A few weeks ago, a member of Dividend Stocks Rocks enquired about Enbridge and Transcanada. Since both companies are trading on the same symbol on both US and Canadian market and that they are at the center of the attention with the Keystone XL pipeline, I thought it worthwhile to take a look at them.
While small oil companies cut their dividends and oil exploration related companies saw their contracts cut, there is still a type of company related to oil that is providing immediate growth potential: pipelines!
The pipeline industry is quite simple; it’s costly and complicated to put it in place (just look at the Keystone XL pipeline saga), but once it is open; the owner charges a price per barrel going through it. The best part; the flow of oil moving through pipelines is very stable. Therefore, it’s like having a direct line with a never-ending ATM. After reading this paragraph, you are probably going to ask: Mike, if pipelines are such an amazing dividend payers, why is it that both ENB and TRP are NOT part of your DSR portfolios? This is a worthy question. Let’s take a look at both companies to see why we haven’t picked them.
Enbridge Inc transports and distributes crude oil and natural gas.
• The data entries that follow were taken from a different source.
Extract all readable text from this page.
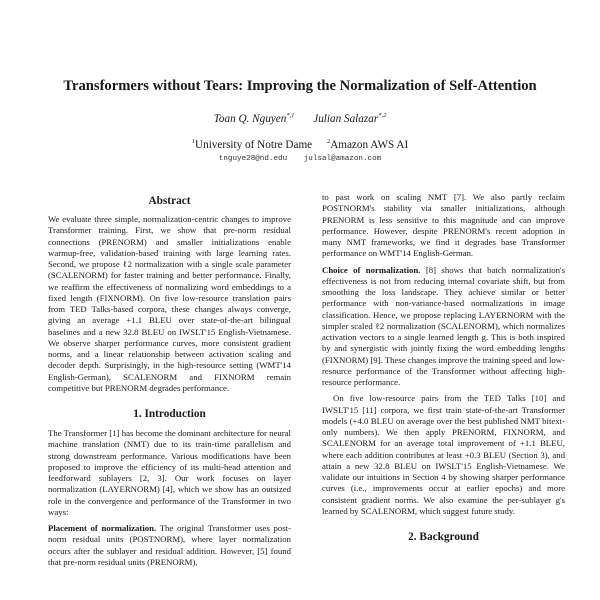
Transformers without Tears: Improving the Normalization of Self-Attention
Toan Q. Nguyen$^{*,1}$ Julian Salazar$^{*,2}$
$^1$University of Notre Dame $^2$Amazon AWS AI
tnguye28@nd.edu julsal@amazon.com
Abstract

We evaluate three simple, normalization-centric changes to improve Transformer training. First, we show that pre-norm residual connections (PRENORM) and smaller initializations enable warmup-free, validation-based training with large learning rates. Second, we propose ℓ2 normalization with a single scale parameter (SCALENORM) for faster training and better performance. Finally, we reaffirm the effectiveness of normalizing word embeddings to a fixed length (FIXNORM). On five low-resource translation pairs from TED Talks-based corpora, these changes always converge, giving an average +1.1 BLEU over state-of-the-art bilingual baselines and a new 32.8 BLEU on IWSLT'15 English-Vietnamese. We observe sharper performance curves, more consistent gradient norms, and a linear relationship between activation scaling and decoder depth. Surprisingly, in the high-resource setting (WMT'14 English-German), SCALENORM and FIXNORM remain competitive but PRENORM degrades performance.

1. Introduction

The Transformer [1] has become the dominant architecture for neural machine translation (NMT) due to its train-time parallelism and strong downstream performance. Various modifications have been proposed to improve the efficiency of its multi-head attention and feedforward sublayers [2, 3]. Our work focuses on layer normalization (LAYERNORM) [4], which we show has an outsized role in the convergence and performance of the Transformer in two ways:

Placement of normalization. The original Transformer uses post-norm residual units (POSTNORM), where layer normalization occurs after the sublayer and residual addition. However, [5] found that pre-norm residual units (PRENORM),

to past work on scaling NMT [7]. We also partly reclaim POSTNORM's stability via smaller initializations, although PRENORM is less sensitive to this magnitude and can improve performance. However, despite PRENORM's recent adoption in many NMT frameworks, we find it degrades base Transformer performance on WMT'14 English-German.

Choice of normalization. [8] shows that batch normalization's effectiveness is not from reducing internal covariate shift, but from smoothing the loss landscape. They achieve similar or better performance with non-variance-based normalizations in image classification. Hence, we propose replacing LAYERNORM with the simpler scaled ℓ2 normalization (SCALENORM), which normalizes activation vectors to a single learned length g. This is both inspired by and synergistic with jointly fixing the word embedding lengths (FIXNORM) [9]. These changes improve the training speed and low-resource performance of the Transformer without affecting high-resource performance.

On five low-resource pairs from the TED Talks [10] and IWSLT'15 [11] corpora, we first train state-of-the-art Transformer models (+4.0 BLEU on average over the best published NMT bitext-only numbers). We then apply PRENORM, FIXNORM, and SCALENORM for an average total improvement of +1.1 BLEU, where each addition contributes at least +0.3 BLEU (Section 3), and attain a new 32.8 BLEU on IWSLT'15 English-Vietnamese. We validate our intuitions in Section 4 by showing sharper performance curves (i.e., improvements occur at earlier epochs) and more consistent gradient norms. We also examine the per-sublayer g's learned by SCALENORM, which suggest future study.

2. Background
It is also engaged in natural gas gathering, transmission and midstream businesses and power transmission.
When I first looked at Enbridge’s DSR profile, I wasn’t impressed….
Very high payout ratio, ever dropping EPS and hectic revenues. This doesn’t sound much like a never-ending ATM to me! The company struggles to show consistent fundamentals while trading at a very high P/E ratio (around 62). While their business model definition inspires trust and conservative investment; their fundamentals do not speak the same language.
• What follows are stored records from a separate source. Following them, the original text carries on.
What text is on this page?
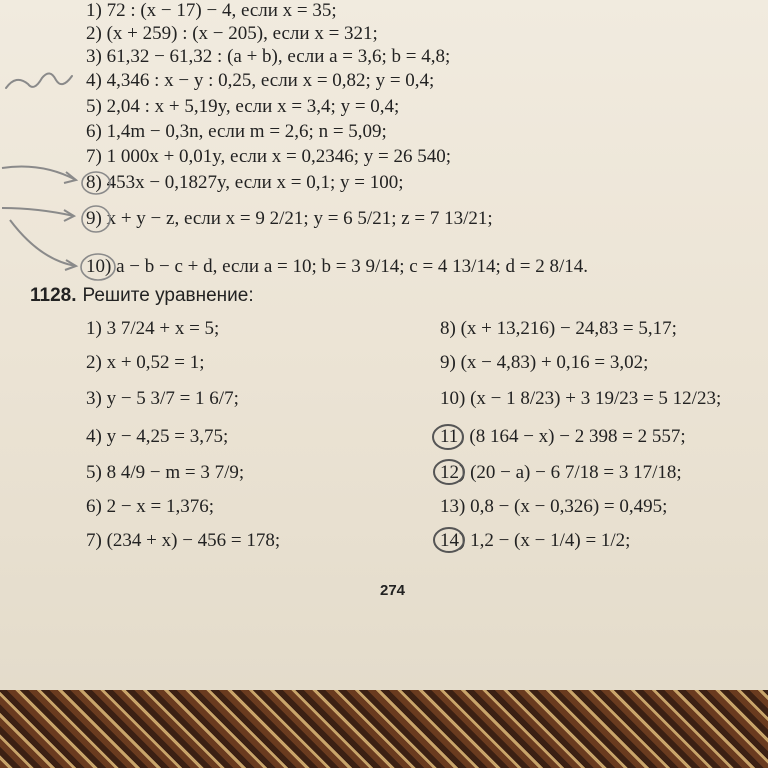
1) 72 : (x − 17) − 4, если x = 35;
2) (x + 259) : (x − 205), если x = 321;
3) 61,32 − 61,32 : (a + b), если a = 3,6; b = 4,8;
4) 4,346 : x − y : 0,25, если x = 0,82; y = 0,4;
5) 2,04 : x + 5,19y, если x = 3,4; y = 0,4;
6) 1,4m − 0,3n, если m = 2,6; n = 5,09;
7) 1 000x + 0,01y, если x = 0,2346; y = 26 540;
8) 453x − 0,1827y, если x = 0,1; y = 100;
9) x + y − z, если x = 9 2/21; y = 6 5/21; z = 7 13/21;
10) a − b − c + d, если a = 10; b = 3 9/14; c = 4 13/14; d = 2 8/14.
1128. Решите уравнение:
1) 3 7/24 + x = 5;
2) x + 0,52 = 1;
3) y − 5 3/7 = 1 6/7;
4) y − 4,25 = 3,75;
5) 8 4/9 − m = 3 7/9;
6) 2 − x = 1,376;
7) (234 + x) − 456 = 178;
8) (x + 13,216) − 24,83 = 5,17;
9) (x − 4,83) + 0,16 = 3,02;
10) (x − 1 8/23) + 3 19/23 = 5 12/23;
11) (8 164 − x) − 2 398 = 2 557;
12) (20 − a) − 6 7/18 = 3 17/18;
13) 0,8 − (x − 0,326) = 0,495;
14) 1,2 − (x − 1/4) = 1/2;
274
Then, we decided to dig further and look at ENB’s website and presentations. Here’s what we got from their 2015 Guidance Conference Call:
They use non-GAAP measures to adjust their earnings and show you they continue to make more money than before. Then, I looked at their statement of earnings to understand what is going on. I found that from 2012 to 2013, ENB operating income dropped by 14% due to higher expenses. I also looked at their cash flow to see if the pipeline was really growing the cash (keep in mind that EPS is based on accounting principles where the cash flow statement is king for any business). Well… due to a very high amount of investment, the cash flow statement is also lower in 2013 from 2012. There are good news related to this statement; #1 operating activities generate more cash flow than before and #2 if ENB invest massively, it also means they expect to make more money in the future.
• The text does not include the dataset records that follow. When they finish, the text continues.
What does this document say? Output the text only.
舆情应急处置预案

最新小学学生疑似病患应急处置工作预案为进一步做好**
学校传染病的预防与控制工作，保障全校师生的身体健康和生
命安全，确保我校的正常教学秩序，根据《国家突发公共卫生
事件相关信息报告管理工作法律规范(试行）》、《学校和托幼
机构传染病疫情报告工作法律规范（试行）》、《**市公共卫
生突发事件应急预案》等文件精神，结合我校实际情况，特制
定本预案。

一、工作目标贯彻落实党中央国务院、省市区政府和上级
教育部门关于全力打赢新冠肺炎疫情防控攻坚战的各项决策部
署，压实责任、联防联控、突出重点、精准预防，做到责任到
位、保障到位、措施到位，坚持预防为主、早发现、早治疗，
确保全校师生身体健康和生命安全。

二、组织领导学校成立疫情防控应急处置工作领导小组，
I’ll be honest with you, I’m not a pipeline expert. Therefore I had to search throughout many documents to find why and how ENB was able to play some magic with their earnings and post growth while I see a big downtrend from Ycharts. Here’s their definition of adjusted EPS (source Yahoo Finance):
“The adjusted earnings discussed above exclude the impact of unusual, non-recurring or non-operating factors, the most significant of which are changes in unrealized derivative fair value gains and losses from the Company’s long-term hedging program and gains on the disposal of non-core assets and investments, as well as certain costs and related insurance recoveries arising from crude oil releases.”
Let me translate this for you: from my understanding, this means; the pipeline business continues to generate higher and higher profits but the hedging strategies around oil prices and the disposal of various assets/investments hurts their profit big time… year after year. There is one thing I’ve learned from EPS. Yes, it is based on accounting principles and you can trick them from time to time. However, you can’t trick them forever; if the business is making more and more money, at one point in time, the EPS will follow. This isn’t happening with ENB. After this analysis, you probably understand why ENB is not part of any DSR portfolios.
All right, now, let’s take a look at TRP DSR Profile:
At first glance, TRP’s fundamentals look a lot better than ENB. What really catches everybody’s attention right now is more if the Keystone XL project will happen or not. While the State Department looked at the project, it published a positive report saying it would have minimal impact on environment. However, they also mentioned that if the oil prices were to fall below $70, “price below this range would challenge the supply costs of many projects”. We all know Obama is not too eager to see this pipeline crossing the USA and, according to some, would result only as a benefit to Canadians. For now, the best move for any investor would be to look at TRP and exclude the pipeline perspective. If Keystone XL happens, than you can simply add this to your “best case scenario”. Since TRP can also look at its other project (Energy East) that goes across Canada instead of into the US, you can bet TRP will eventually get a pipeline… From the graph found on the next page, you can clearly see that TRP’s pipeline diversification doesn’t stop at Keystone XL or Energy East by any means (source TRP presentation):
In their most recent presentation, TRP expects to double its dividend growth rate from 2014 to 2018. For the past two years, it shows a 4% dividend growth and it should bump up to 8% annually. This wind of optimism is due to successful small to medium-sized projects (e.g. not major pipelines). If this would happen, the dividend growth might grow even stronger post 2018.
Overall, if I had to choose between Enbridge and Transcanada, I would definitely buy TRP. TRP’s fundamentals are stronger, P/E ratio is smaller (62 vs 21) and dividend yield is higher. On top of all this, TRP has a lot of upside potential in the event of one of the two major pipelines get approved.